En un giro sorprendente en la política argentina, el ultraliberal populista Javier Milei logró una victoria contundente sobre el peronista Sergio Massa en las elecciones presidenciales, con el 55,79% de los votos escrutados, frente al 44,20% de Massa, cuando se había completado el 94,70% del recuento.
Sergio Massa, aceptando su derrota antes de conocerse los resultados finales, anunció: «Me he comunicado con Javier Milei para felicitarlo, porque es el presidente de los argentinos por los próximos cuatro años». Este resultado marca un cambio significativo en la dirección política del país.
La victoria de Milei generó una gran celebración en su búnker, donde la gente coreaba consignas como «¡Viva la libertad, carajo!» y «¡Peluca (apodo de Milei) presidente!».
El presidente en funciones, Alberto Fernández, recogió la solicitud pública de Massa de garantizar una transición ordenada y escribió en redes sociales: «Soy un hombre de la democracia, y nada valoro más que el veredicto popular. Confío en que mañana mismo podamos empezar a trabajar con Javier Milei para garantizar una transición ordenada».
Incluso Luiz Inácio Lula da Silva, presidente de Brasil, expresó su deseo de éxito al nuevo gobierno y la disposición de Brasil para trabajar con Argentina, a pesar de las diferencias ideológicas entre Milei y Lula.
Javier Milei ha propuesto medidas radicales, como la adopción del dólar estadounidense como moneda y el cierre del Banco Central, lo que lo coloca en una posición política extrema. Esta victoria marca un hito en la política argentina, ya que es la primera vez que un economista llega a la presidencia del país.
Sin embargo, el camino por delante para Milei no será fácil, ya que deberá lidiar con las resistencias de sectores sindicales y empresariales en un país con una larga tradición de intervencionismo económico. La sinceridad de Milei sobre sus planes de «ajuste muy fuerte» en la economía podría generar resistencia y complicaciones en su gobierno.

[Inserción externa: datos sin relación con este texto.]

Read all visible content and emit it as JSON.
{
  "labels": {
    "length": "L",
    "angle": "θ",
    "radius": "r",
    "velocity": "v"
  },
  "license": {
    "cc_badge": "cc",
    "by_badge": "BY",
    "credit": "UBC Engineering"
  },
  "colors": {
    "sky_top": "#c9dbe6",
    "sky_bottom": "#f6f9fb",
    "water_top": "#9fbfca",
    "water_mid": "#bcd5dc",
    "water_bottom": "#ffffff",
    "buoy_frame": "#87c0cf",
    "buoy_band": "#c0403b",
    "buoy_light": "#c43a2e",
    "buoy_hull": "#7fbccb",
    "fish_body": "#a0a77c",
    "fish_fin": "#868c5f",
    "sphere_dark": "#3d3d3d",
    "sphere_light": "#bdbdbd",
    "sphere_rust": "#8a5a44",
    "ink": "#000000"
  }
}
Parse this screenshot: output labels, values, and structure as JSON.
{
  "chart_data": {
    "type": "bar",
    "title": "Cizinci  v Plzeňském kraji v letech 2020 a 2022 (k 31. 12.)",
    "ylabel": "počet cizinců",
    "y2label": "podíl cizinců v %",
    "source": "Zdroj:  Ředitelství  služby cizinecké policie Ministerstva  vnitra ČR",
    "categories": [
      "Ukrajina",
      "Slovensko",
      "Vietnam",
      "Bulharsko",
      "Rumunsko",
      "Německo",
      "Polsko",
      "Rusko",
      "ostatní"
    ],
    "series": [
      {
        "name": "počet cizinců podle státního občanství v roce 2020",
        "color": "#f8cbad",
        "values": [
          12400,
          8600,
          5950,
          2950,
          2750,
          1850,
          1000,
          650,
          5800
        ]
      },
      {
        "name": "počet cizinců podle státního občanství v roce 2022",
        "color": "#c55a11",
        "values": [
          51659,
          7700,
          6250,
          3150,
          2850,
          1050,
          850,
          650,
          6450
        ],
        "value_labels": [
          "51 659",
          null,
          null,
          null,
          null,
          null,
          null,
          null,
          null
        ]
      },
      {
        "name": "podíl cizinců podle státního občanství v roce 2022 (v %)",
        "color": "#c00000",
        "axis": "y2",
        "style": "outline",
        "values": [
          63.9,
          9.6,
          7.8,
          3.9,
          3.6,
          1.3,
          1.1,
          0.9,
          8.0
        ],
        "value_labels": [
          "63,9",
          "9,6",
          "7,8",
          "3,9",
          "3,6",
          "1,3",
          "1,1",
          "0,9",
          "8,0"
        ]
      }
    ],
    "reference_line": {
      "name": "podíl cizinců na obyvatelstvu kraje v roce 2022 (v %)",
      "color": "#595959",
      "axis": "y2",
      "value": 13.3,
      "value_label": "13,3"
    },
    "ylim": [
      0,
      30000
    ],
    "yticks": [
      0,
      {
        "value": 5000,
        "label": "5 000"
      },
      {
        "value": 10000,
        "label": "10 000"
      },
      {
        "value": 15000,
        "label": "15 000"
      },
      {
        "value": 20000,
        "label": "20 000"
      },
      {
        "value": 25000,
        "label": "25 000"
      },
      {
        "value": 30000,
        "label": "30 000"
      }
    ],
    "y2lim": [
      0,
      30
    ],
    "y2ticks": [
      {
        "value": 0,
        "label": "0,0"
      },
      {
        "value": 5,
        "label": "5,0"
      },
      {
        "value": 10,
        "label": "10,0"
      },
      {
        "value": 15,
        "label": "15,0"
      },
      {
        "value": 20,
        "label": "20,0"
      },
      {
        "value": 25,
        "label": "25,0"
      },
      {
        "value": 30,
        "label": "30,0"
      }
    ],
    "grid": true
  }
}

La Libertad Avanza (LLA), el partido de Milei, es relativamente nuevo y se centra en ideas liberales que ganaron impulso entre los jóvenes y las clases medias en los últimos años.
Esta elección marca un cambio histórico en la política argentina, ya que es la primera vez en 40 años de democracia que el peronismo y el radicalismo, dos partidos tradicionales, quedan fuera del gobierno. La victoria de Milei sobre el poderoso peronismo será objeto de estudio en la ciencia política.
La elección se llevó a cabo en medio de tensiones y manifestaciones, con el Teatro Colón como escenario de un inusual enfrentamiento político durante una función de ópera. Además, se produjeron amenazas en las redes sociales hacia Massa y su familia.
A pesar de las tensiones, el sistema electoral argentino demostró su solidez y las especulaciones sobre fraude se revelaron infundadas. Milei ahora tiene la tarea de formar un gobierno en un plazo de tres semanas, lo que representa un desafío significativo para alguien sin experiencia política en un momento crucial para Argentina.